One person who would certainly have disapproved of Rajiv Gandhi’s twin capitulation was India’s first Prime Minister. After Partition, Jawaharlal Nehru’s principal aim was to ensure that India did not become a ‘Hindu Pakistan’. In the country’s inaugural General Election, his party’s main plank was the safeguarding of the secular fabric of the Republic. The tone was set by Nehru’s first election speech, at Ludhiana, where he declared ‘an all-out war against communalism’. He ‘condemned the communal bodies which in the name of Hindu and Sikh culture were spreading the virus of communalism as the Muslim League once did…’. These ‘sinister communal elements’ would if they came to power ‘bring ruin and death to the country’.
As the leading liberal born in a Hindu home, Nehru keenly understood the importance of encouraging liberal tendencies in traditions other than his own. He had hoped that Sheikh Abdullah would be the voice of progress and reason among Indian Muslims, but the Sheikh had other ambitions. Then Nehru put his faith in the brilliant, Cambridge-educated scholar, Saifuddin Tyabji. Tragically, Tyabji died in his early forties, just as he was making his mark in Parliament.

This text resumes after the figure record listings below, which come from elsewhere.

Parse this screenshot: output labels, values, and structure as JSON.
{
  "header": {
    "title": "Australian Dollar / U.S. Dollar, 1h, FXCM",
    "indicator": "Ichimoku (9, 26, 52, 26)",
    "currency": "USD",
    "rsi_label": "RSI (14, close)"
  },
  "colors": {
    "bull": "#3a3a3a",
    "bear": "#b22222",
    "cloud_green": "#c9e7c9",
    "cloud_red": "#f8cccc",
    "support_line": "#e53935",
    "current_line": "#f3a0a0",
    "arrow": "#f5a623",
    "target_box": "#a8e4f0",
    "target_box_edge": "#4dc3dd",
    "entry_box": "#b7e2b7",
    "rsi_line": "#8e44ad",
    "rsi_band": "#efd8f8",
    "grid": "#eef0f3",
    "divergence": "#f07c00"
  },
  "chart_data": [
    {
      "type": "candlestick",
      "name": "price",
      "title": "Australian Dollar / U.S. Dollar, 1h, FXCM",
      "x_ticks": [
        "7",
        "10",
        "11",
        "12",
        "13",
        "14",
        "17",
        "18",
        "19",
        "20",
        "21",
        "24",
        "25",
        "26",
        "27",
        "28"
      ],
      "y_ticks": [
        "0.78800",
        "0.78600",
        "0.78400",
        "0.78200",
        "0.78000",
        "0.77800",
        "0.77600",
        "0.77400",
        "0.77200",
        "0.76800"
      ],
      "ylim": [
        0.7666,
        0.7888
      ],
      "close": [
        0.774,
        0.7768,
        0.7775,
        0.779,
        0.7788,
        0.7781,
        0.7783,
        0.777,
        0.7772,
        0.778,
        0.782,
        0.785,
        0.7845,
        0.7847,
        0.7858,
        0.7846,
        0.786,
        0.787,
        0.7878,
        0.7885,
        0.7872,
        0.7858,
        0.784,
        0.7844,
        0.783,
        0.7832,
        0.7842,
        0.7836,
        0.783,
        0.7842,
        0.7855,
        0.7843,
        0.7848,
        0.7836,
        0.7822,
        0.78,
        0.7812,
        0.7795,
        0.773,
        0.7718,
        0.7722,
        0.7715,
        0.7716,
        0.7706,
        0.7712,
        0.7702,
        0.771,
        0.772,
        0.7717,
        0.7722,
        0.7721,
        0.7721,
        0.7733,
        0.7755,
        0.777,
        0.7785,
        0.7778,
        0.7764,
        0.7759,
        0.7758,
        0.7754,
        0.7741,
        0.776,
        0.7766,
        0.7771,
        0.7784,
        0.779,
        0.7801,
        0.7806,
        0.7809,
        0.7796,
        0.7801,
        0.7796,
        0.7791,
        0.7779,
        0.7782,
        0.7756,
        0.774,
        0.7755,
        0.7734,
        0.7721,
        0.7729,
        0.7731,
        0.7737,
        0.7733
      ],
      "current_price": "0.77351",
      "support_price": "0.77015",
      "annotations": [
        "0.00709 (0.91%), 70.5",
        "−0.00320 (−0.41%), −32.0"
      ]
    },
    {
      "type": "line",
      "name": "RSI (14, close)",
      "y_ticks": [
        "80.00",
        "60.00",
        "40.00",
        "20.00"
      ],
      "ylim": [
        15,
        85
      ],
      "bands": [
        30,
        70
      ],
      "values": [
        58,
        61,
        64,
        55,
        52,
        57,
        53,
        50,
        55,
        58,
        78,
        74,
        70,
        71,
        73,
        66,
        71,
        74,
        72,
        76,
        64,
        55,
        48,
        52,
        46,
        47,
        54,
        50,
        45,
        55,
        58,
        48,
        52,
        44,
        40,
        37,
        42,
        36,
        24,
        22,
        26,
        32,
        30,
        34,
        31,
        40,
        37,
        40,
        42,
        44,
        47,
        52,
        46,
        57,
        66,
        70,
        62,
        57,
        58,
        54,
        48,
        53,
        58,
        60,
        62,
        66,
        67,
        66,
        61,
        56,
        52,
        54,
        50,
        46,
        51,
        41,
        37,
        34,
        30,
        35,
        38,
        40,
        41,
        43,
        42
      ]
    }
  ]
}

In the 1950s, Ambedkar, as Law Minister, and Nehru, as Prime Minister, reformed the personal laws of Hindus, allowing Hindu women to choose their marriage partners, to divorce, and to own property. They believed that when Muslims were more secure and had developed a liberal leadership of their own, such reforms would be made to their archaic laws, too. The conjunction that Ambedkar and Nehru had hoped for finally arrived in 1985. Rajiv Gandhi had 400 MPs, a Supreme Court verdict, and a liberal Muslim willing to bat for him (Arif Mohammed Khan), That he still funked it may be attributed either to a lack of a sense of history or a lack of a robust commitment to liberal principles—or perhaps both.

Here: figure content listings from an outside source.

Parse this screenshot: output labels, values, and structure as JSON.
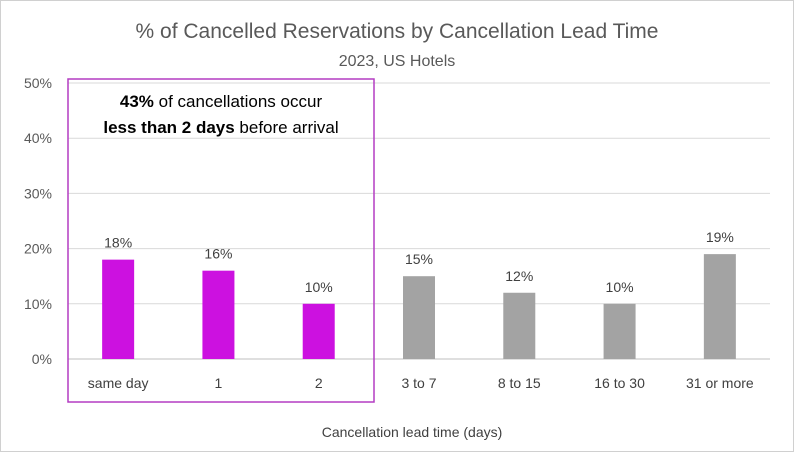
{
  "chart_data": {
    "type": "bar",
    "title": "% of Cancelled Reservations by Cancellation Lead Time",
    "subtitle": "2023, US Hotels",
    "xlabel": "Cancellation lead time (days)",
    "ylabel": "",
    "ylim": [
      0,
      50
    ],
    "yticks": [
      "0%",
      "10%",
      "20%",
      "30%",
      "40%",
      "50%"
    ],
    "ytick_values": [
      0,
      10,
      20,
      30,
      40,
      50
    ],
    "grid": true,
    "categories": [
      "same day",
      "1",
      "2",
      "3 to 7",
      "8 to 15",
      "16 to 30",
      "31 or more"
    ],
    "values": [
      18,
      16,
      10,
      15,
      12,
      10,
      19
    ],
    "value_labels": [
      "18%",
      "16%",
      "10%",
      "15%",
      "12%",
      "10%",
      "19%"
    ],
    "highlighted": [
      true,
      true,
      true,
      false,
      false,
      false,
      false
    ],
    "colors": {
      "highlight": "#cc11e0",
      "default": "#a3a3a3",
      "annotation_box": "#b43cc2"
    },
    "annotation": {
      "line1_bold": "43%",
      "line1_rest": " of cancellations occur",
      "line2_bold": "less than 2 days",
      "line2_rest": " before arrival"
    }
  }
}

I do not want to make the reverse mistake, of seeing Rajiv Gandhi’s record in office as wholly flawed. He did reconcile the Mizos, he did encourage technological innovation, and he did promote panchayati raj (a contribution strangely unmentioned by Mr Sanghvi). At the same time, his policies encouraged the most reactionary elements among Hindus and Muslims, whose rivalry has since promoted a huge amount of discord and violence, the very discord and violence that Mr Sanghvi himself, in other columns, has tried bravely to combat.